The chains rasped as they ran against themselves, then pulled taut against me, yanking me out of the bed and onto the floor. My head struck the carpet with a dull thud, the force jolting down my spine.

He stood over me, leering down with that familiar hungry grin. Striding toward the door, he dragged me from the room, my skin scrapping against the doorframe. Along the landing he dragged me, then tossed me unceremoniously down the stairs, my elbows and knees striking the steps, cracks of pain filtering through my body.

That’s how the rest of the day continued. I was on my feet for the most part, stumbling to keep up as the chains pulled on my limbs. Sometimes I didn’t follow fast enough, or tried to take a different direction, but that was when I found myself flat on my back or sprawling forwards, the metal digging mercilessly into my skin, reminding me who was in charge. By the end of the day, as I got back under the sheets, my body was a mess of throbbing bruises and open wounds.

How did it happen? I let it happen. I can blame circumstance, my nature, or others around me, but that isn’t true. I can say that it has been such a long time since he last caught me that this was inevitably going to happen, but that doesn’t cut it.

The question is this: how did he get so close to be able to trap me? He’s a sneak, I’ll admit that; crawling and creeping, lurking in the shadows. The answer: I allowed him to get close. An inch closer, then another inch, and then all of a sudden he’s standing over me in the dark and I’ve lost control.

This morning, I’m ready.

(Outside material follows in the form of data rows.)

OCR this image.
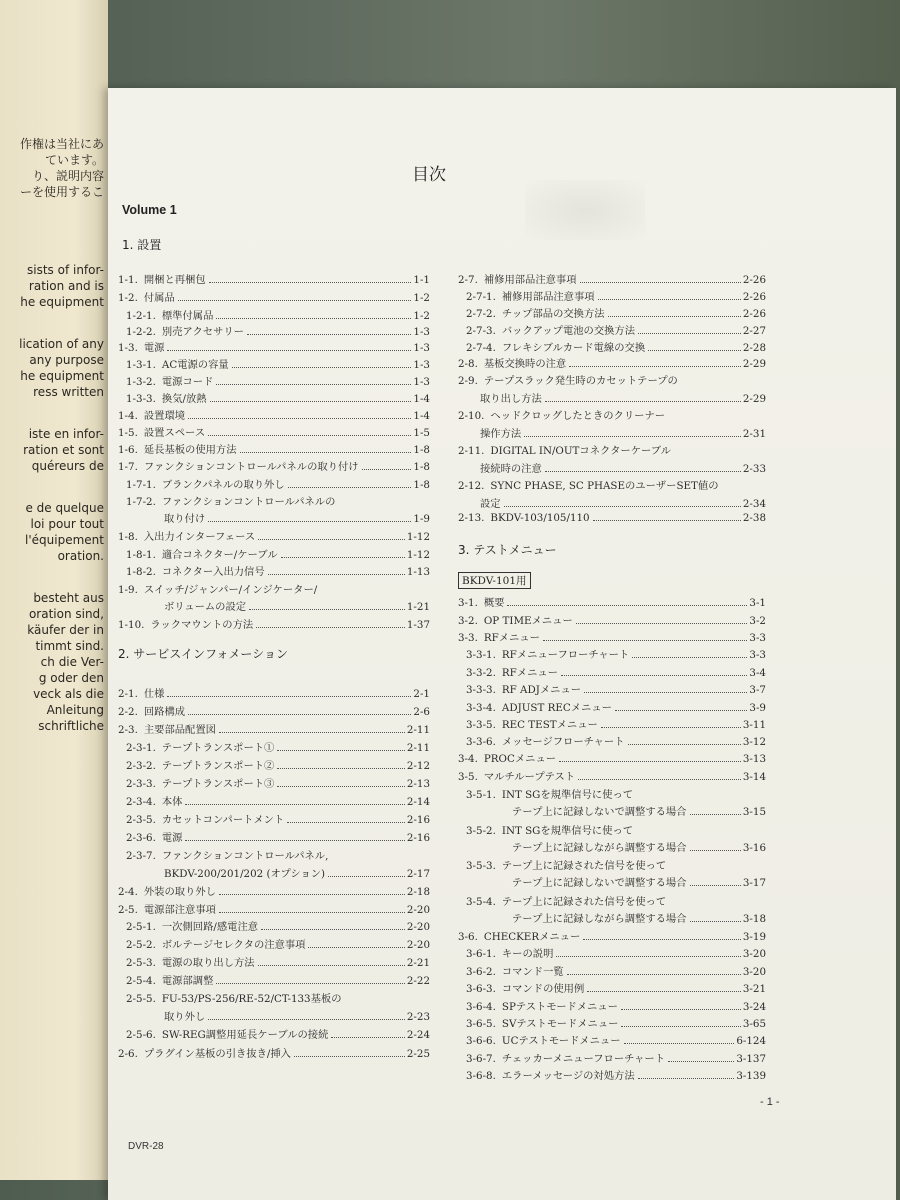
作権は当社にあ
ています。
り、説明内容
ーを使用するこ
sists of infor-
ration and is
he equipment
lication of any
any purpose
he equipment
ress written
iste en infor-
ration et sont
quéreurs de
e de quelque
loi pour tout
l'équipement
oration.
besteht aus
oration sind,
käufer der in
timmt sind.
ch die Ver-
g oder den
veck als die
Anleitung
schriftliche
目次
Volume 1
1. 設置
2. サービスインフォメーション
3. テストメニュー
BKDV-101用
1-1. 開梱と再梱包	1-1
1-2. 付属品	1-2
1-2-1. 標準付属品	1-2
1-2-2. 別売アクセサリー	1-3
1-3. 電源	1-3
1-3-1. AC電源の容量	1-3
1-3-2. 電源コード	1-3
1-3-3. 換気/放熱	1-4
1-4. 設置環境	1-4
1-5. 設置スペース	1-5
1-6. 延長基板の使用方法	1-8
1-7. ファンクションコントロールパネルの取り付け	1-8
1-7-1. ブランクパネルの取り外し	1-8
1-7-2. ファンクションコントロールパネルの
取り付け	1-9
1-8. 入出力インターフェース	1-12
1-8-1. 適合コネクター/ケーブル	1-12
1-8-2. コネクター入出力信号	1-13
1-9. スイッチ/ジャンパー/インジケーター/
ボリュームの設定	1-21
1-10. ラックマウントの方法	1-37
2-1. 仕様	2-1
2-2. 回路構成	2-6
2-3. 主要部品配置図	2-11
2-3-1. テープトランスポート①	2-11
2-3-2. テープトランスポート②	2-12
2-3-3. テープトランスポート③	2-13
2-3-4. 本体	2-14
2-3-5. カセットコンパートメント	2-16
2-3-6. 電源	2-16
2-3-7. ファンクションコントロールパネル,
BKDV-200/201/202 (オプション)	2-17
2-4. 外装の取り外し	2-18
2-5. 電源部注意事項	2-20
2-5-1. 一次側回路/感電注意	2-20
2-5-2. ボルテージセレクタの注意事項	2-20
2-5-3. 電源の取り出し方法	2-21
2-5-4. 電源部調整	2-22
2-5-5. FU-53/PS-256/RE-52/CT-133基板の
取り外し	2-23
2-5-6. SW-REG調整用延長ケーブルの接続	2-24
2-6. プラグイン基板の引き抜き/挿入	2-25
2-7. 補修用部品注意事項	2-26
2-7-1. 補修用部品注意事項	2-26
2-7-2. チップ部品の交換方法	2-26
2-7-3. バックアップ電池の交換方法	2-27
2-7-4. フレキシブルカード電線の交換	2-28
2-8. 基板交換時の注意	2-29
2-9. テープスラック発生時のカセットテープの
取り出し方法	2-29
2-10. ヘッドクロッグしたときのクリーナー
操作方法	2-31
2-11. DIGITAL IN/OUTコネクターケーブル
接続時の注意	2-33
2-12. SYNC PHASE, SC PHASEのユーザーSET値の
設定	2-34
2-13. BKDV-103/105/110	2-38
3-1. 概要	3-1
3-2. OP TIMEメニュー	3-2
3-3. RFメニュー	3-3
3-3-1. RFメニューフローチャート	3-3
3-3-2. RFメニュー	3-4
3-3-3. RF ADJメニュー	3-7
3-3-4. ADJUST RECメニュー	3-9
3-3-5. REC TESTメニュー	3-11
3-3-6. メッセージフローチャート	3-12
3-4. PROCメニュー	3-13
3-5. マルチループテスト	3-14
3-5-1. INT SGを規準信号に使って
テープ上に記録しないで調整する場合	3-15
3-5-2. INT SGを規準信号に使って
テープ上に記録しながら調整する場合	3-16
3-5-3. テープ上に記録された信号を使って
テープ上に記録しないで調整する場合	3-17
3-5-4. テープ上に記録された信号を使って
テープ上に記録しながら調整する場合	3-18
3-6. CHECKERメニュー	3-19
3-6-1. キーの説明	3-20
3-6-2. コマンド一覧	3-20
3-6-3. コマンドの使用例	3-21
3-6-4. SPテストモードメニュー	3-24
3-6-5. SVテストモードメニュー	3-65
3-6-6. UCテストモードメニュー	6-124
3-6-7. チェッカーメニューフローチャート	3-137
3-6-8. エラーメッセージの対処方法	3-139
DVR-28
- 1 -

I was preparing my battle plan before I let myself succumb to the sweet mist of sleep.

As my eyes open and my faculties return, the shrill tone of the alarm having pierced my slumber, I don’t give him a moment to take the advantage. I’m up in a flash, bulling him across the room, my shoulder catching him under his chest and slamming him into the wall. Always fight back. If you don’t fight back, you haven’t a hope.

He isn’t done. He’s never done. As long as I live he’ll have a reason to keep trying. Razor talons dig into my back, cutting into my resolve. We tumble to the floor, wrestling against each other, limbs locked in opposition. He’s so strong and I’m so weak. So what do I do?

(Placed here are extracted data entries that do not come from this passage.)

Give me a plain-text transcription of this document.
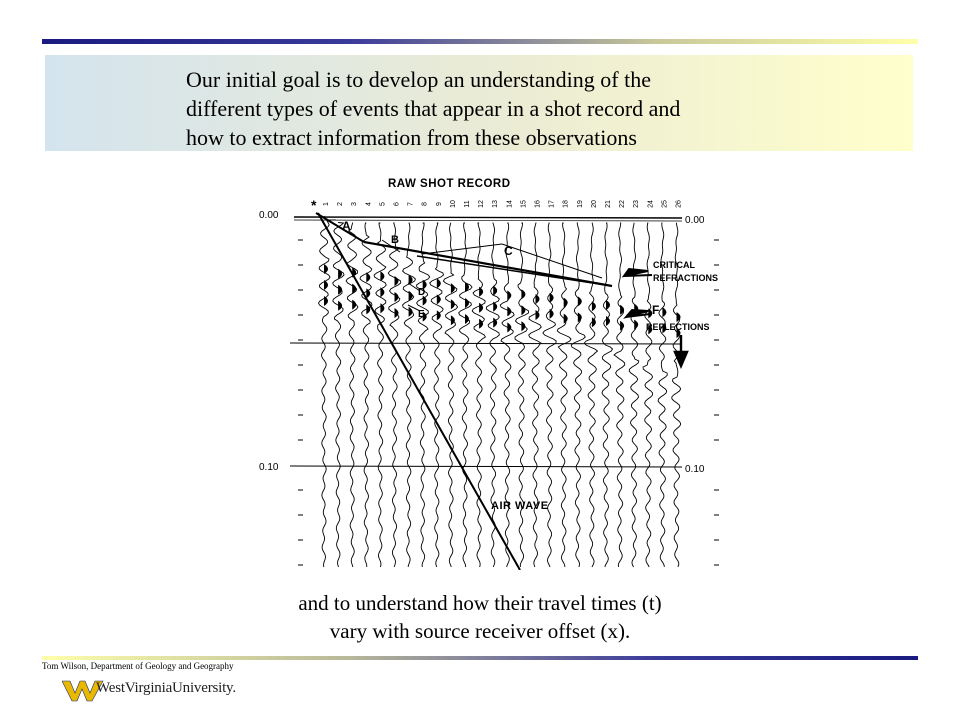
Our initial goal is to develop an understanding of the
different types of events that appear in a shot record and
how to extract information from these observations

RAW SHOT RECORD
* 1 2 3 4 5 6 7 8 9 10 11 12 13 14 15 16 17 18 19 20 21 22 23 24 25 26
0.00	0.00
0.10	0.10
A
B
C
D
E	F
CRITICAL
REFRACTIONS
REFLECTIONS
AIR WAVE

and to understand how their travel times (t)
vary with source receiver offset (x).

Tom Wilson, Department of Geology and Geography
WestVirginiaUniversity.
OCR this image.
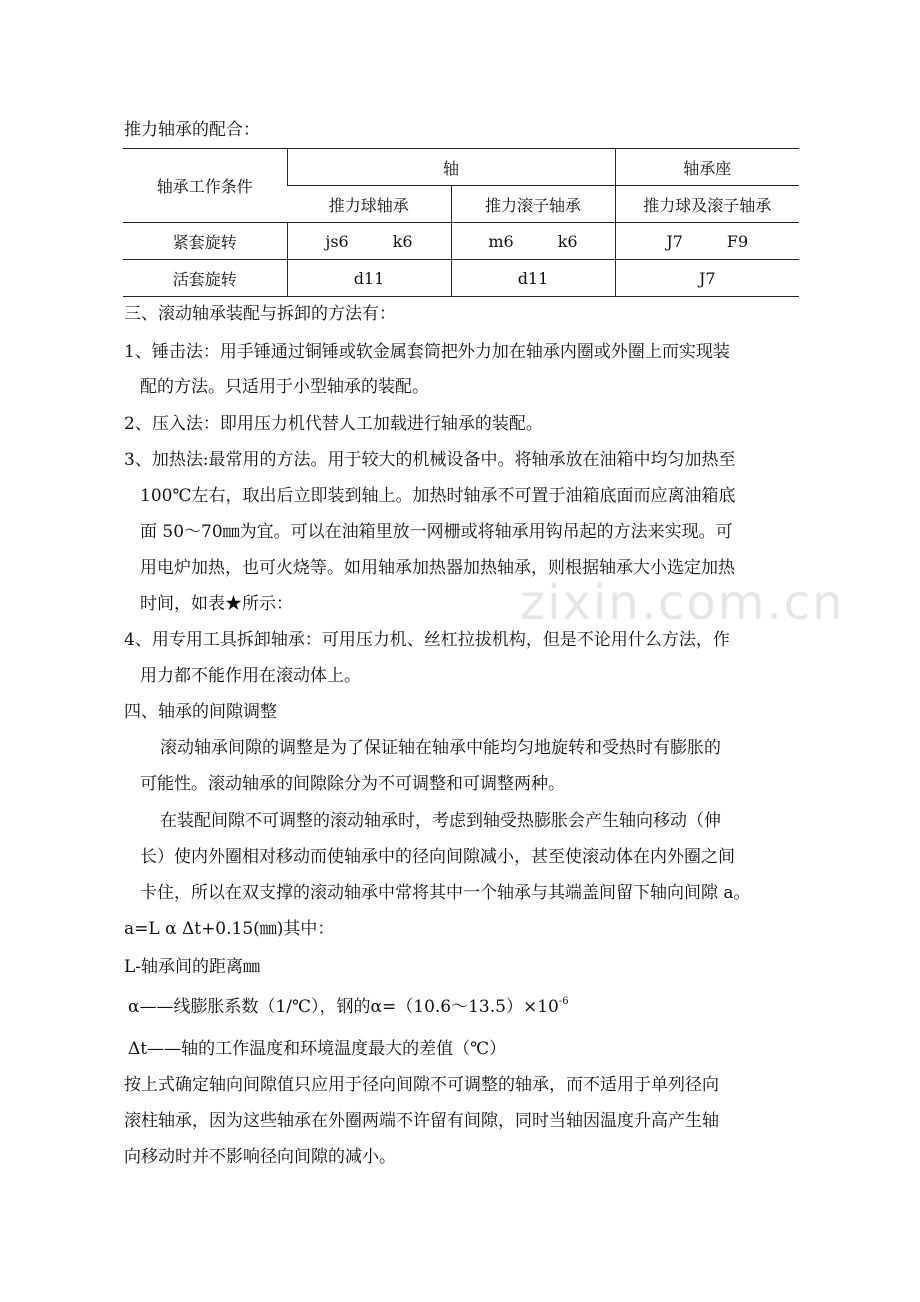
zixin.com.cn
推力轴承的配合：
轴承工作条件	轴		轴承座
	推力球轴承	推力滚子轴承	推力球及滚子轴承
紧套旋转	js6 k6	m6 k6	J7 F9
活套旋转	d11	d11	J7
三、滚动轴承装配与拆卸的方法有：
1、锤击法：用手锤通过铜锤或软金属套筒把外力加在轴承内圈或外圈上而实现装
配的方法。只适用于小型轴承的装配。
2、压入法：即用压力机代替人工加载进行轴承的装配。
3、加热法:最常用的方法。用于较大的机械设备中。将轴承放在油箱中均匀加热至
100℃左右，取出后立即装到轴上。加热时轴承不可置于油箱底面而应离油箱底
面 50～70㎜为宜。可以在油箱里放一网栅或将轴承用钩吊起的方法来实现。可
用电炉加热，也可火烧等。如用轴承加热器加热轴承，则根据轴承大小选定加热
时间，如表★所示：
4、用专用工具拆卸轴承：可用压力机、丝杠拉拔机构，但是不论用什么方法，作
用力都不能作用在滚动体上。
四、轴承的间隙调整
滚动轴承间隙的调整是为了保证轴在轴承中能均匀地旋转和受热时有膨胀的
可能性。滚动轴承的间隙除分为不可调整和可调整两种。
在装配间隙不可调整的滚动轴承时，考虑到轴受热膨胀会产生轴向移动（伸
长）使内外圈相对移动而使轴承中的径向间隙减小，甚至使滚动体在内外圈之间
卡住，所以在双支撑的滚动轴承中常将其中一个轴承与其端盖间留下轴向间隙 a。
a=L α Δt+0.15(㎜)其中：
L-轴承间的距离㎜
α——线膨胀系数（1/℃），钢的$\alpha=(10.6\sim 13.5)\times 10^{-6}$
Δt——轴的工作温度和环境温度最大的差值（℃）
按上式确定轴向间隙值只应用于径向间隙不可调整的轴承，而不适用于单列径向
滚柱轴承，因为这些轴承在外圈两端不许留有间隙，同时当轴因温度升高产生轴
向移动时并不影响径向间隙的减小。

It’s time to summon the power. With a deep breath, letting peace spread throughout me, I ignore the thrashing of my enemy and let myself be consumed. As the power flows through me, I’m like a dry stream suddenly energised by fresh water rushing into the channel. Immortal truths awaken within me, reminding me who I am.

I rise. I stand up, a fist gripped around his neck. He struggles fruitlessly against the power, but I won’t give in. I lift him up, staring into his face. He recoils away; he doesn’t want me to see him as he is, because then it’s clear to see how ugly and undesirable he is.

I release my grip, dropping him to the floor in a crumpled heap. Surely I’m going to finish him off, you’re thinking. The truth is, he’s going to follow me throughout my life, and I can’t kill him off. Once we were one, he and I. We were bound together in an unholy bond, a parasitical relationship where I fed and nurtured him within my skin. However, in a moment of pure brilliance and glory, the bond was broken and he was dragged out of me kicking and screaming. He’ll keep trying to trap me, but he can’t get back in. Even if I falter and lose the fight, the battle is already won and these are his death throes.

This isn’t enough. I’ve won this time but he’ll be back, with different tactics and new ways to exploit my weaknesses. I’ve got to train, gain strength through knowing the truth, go on the offensive, never be content. You can do this too. Get the power, and fight.

Romans 7:21-25:

So I find this law at work: Although I want to do good, evil is right there with me. For in my inner being I delight in God’s law; but I see another law at work in me, waging war against the law of my mind and making me a prisoner of the law of sin at work within me. What a wretched man I am! Who will rescue me from this body that is subject to death? Thanks be to God, who delivers me through Jesus Christ our Lord! So then, I myself in my mind am a slave to God’s law, but in my sinful nature a slave to the law of sin.

Prayer: Lord, I want to give you praise because you are greater than any power in this world, physical or spiritual. I’m sorry that I go back to the old dead ways of my sinful nature. Thank you Jesus Christ, for breaking the bond by becoming the sacrifice to pay for sin, once and for all. Holy Spirit, renew your power within me, and supply me with God’s wisdom and strength so I may fight and prevail.